Among the highlights of the collection are handmade puppets, sausage-dog postage stamps and even canine-shaped bread. ‘The world needs a sausage dog museum’, says Kueblbeck. And weird though it sounds, he isn’t necessarily barking up the wrong tree.
The dachshund is officially the dog of the moment. Some 9,000 sausage dogs were registered with the kennel club last year, representing a rise of 40 per cent on 2015. Although originally bred to sniff out badgers, today’s dachshunds are small, clean and (mostly) friendly, making them ideal pets for city dwellers. ‘In London, you can just scoop them up in your arm and sit them on your lap on the tube,’ a Kennel Club representative told The Times.
This will not come as news to artists, however. Many of the biggest names in 20th-century art were sausage-dog mad: Picasso adopted a dachshund called Lump from the photographer David Douglas Duncan, depicting him several times; Andy Warhol owned two sausage dogs named Amos and Archie; and David Hockney was so enamoured of his doxies Stanley and Boodgie that he created an entire series of paintings of them, which were later published in a book.

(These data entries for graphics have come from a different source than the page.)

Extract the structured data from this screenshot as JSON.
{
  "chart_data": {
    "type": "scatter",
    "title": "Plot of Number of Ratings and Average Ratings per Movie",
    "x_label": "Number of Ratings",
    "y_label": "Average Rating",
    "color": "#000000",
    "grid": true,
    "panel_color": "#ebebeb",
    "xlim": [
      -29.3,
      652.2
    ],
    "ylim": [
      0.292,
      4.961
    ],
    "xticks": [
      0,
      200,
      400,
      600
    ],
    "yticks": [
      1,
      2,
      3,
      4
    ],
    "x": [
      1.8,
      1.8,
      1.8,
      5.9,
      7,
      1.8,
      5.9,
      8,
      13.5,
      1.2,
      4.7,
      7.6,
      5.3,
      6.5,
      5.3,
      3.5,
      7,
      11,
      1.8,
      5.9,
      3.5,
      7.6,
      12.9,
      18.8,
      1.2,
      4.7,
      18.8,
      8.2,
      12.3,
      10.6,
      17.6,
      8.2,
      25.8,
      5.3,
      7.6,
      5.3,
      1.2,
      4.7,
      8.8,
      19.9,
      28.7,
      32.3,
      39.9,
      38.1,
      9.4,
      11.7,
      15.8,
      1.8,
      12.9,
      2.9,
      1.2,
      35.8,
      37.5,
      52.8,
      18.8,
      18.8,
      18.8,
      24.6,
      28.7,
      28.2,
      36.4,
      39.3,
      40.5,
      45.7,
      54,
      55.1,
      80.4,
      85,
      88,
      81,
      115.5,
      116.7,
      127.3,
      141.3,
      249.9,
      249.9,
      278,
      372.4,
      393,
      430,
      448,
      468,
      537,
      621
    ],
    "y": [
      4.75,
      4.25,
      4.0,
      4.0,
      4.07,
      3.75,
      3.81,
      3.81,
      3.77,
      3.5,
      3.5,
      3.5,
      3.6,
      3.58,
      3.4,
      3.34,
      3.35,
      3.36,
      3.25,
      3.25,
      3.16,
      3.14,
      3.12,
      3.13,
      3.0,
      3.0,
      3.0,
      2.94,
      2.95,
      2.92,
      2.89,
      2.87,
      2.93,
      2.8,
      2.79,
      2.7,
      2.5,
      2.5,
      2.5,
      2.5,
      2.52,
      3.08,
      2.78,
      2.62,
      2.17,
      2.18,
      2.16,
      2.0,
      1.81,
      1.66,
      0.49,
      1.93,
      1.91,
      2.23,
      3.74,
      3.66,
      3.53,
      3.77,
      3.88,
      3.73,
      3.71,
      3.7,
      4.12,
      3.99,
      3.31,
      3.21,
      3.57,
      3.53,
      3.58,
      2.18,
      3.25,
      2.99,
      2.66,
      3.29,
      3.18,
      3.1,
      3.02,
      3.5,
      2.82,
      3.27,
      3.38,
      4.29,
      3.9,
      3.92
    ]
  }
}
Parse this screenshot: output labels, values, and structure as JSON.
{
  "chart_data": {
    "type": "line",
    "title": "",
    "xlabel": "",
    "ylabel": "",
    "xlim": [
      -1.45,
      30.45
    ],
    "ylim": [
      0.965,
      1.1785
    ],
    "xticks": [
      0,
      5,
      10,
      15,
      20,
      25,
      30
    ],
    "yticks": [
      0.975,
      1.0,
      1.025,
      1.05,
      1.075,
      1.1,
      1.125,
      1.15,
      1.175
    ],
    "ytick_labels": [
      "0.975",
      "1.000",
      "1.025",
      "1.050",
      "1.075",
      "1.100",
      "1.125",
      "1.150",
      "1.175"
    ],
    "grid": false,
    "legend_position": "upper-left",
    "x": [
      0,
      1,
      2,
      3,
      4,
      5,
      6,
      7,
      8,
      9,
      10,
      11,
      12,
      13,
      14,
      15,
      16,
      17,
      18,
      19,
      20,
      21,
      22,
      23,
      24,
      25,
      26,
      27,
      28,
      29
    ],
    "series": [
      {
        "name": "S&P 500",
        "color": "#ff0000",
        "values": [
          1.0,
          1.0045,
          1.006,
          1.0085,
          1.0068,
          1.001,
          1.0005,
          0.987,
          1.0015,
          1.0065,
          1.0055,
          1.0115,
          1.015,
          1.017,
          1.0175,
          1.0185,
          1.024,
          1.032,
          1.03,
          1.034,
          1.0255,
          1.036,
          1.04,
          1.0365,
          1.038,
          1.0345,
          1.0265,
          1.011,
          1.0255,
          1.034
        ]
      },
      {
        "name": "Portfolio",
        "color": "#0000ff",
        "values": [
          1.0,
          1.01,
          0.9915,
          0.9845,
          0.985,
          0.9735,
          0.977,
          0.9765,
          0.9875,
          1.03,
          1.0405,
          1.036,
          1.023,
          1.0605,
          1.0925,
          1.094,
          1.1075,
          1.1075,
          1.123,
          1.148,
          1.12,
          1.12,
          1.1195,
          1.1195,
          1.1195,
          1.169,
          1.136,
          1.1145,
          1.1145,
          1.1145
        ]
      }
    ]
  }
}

The artist admitted that the project had been a challenge due to his pets’ inability to sit still and mischievous nature – ‘dogs are not interested in Art’, he told the Telegraph in 1998. Boodgie, legend has it, once relieved himself in Dennis Hopper’s Frank Gehry-designed villa, prompting a furious response from the actor. ‘Oah, it’ll be dry in the morning, luv,’ Hockney told his host. ‘You can just pick it up.’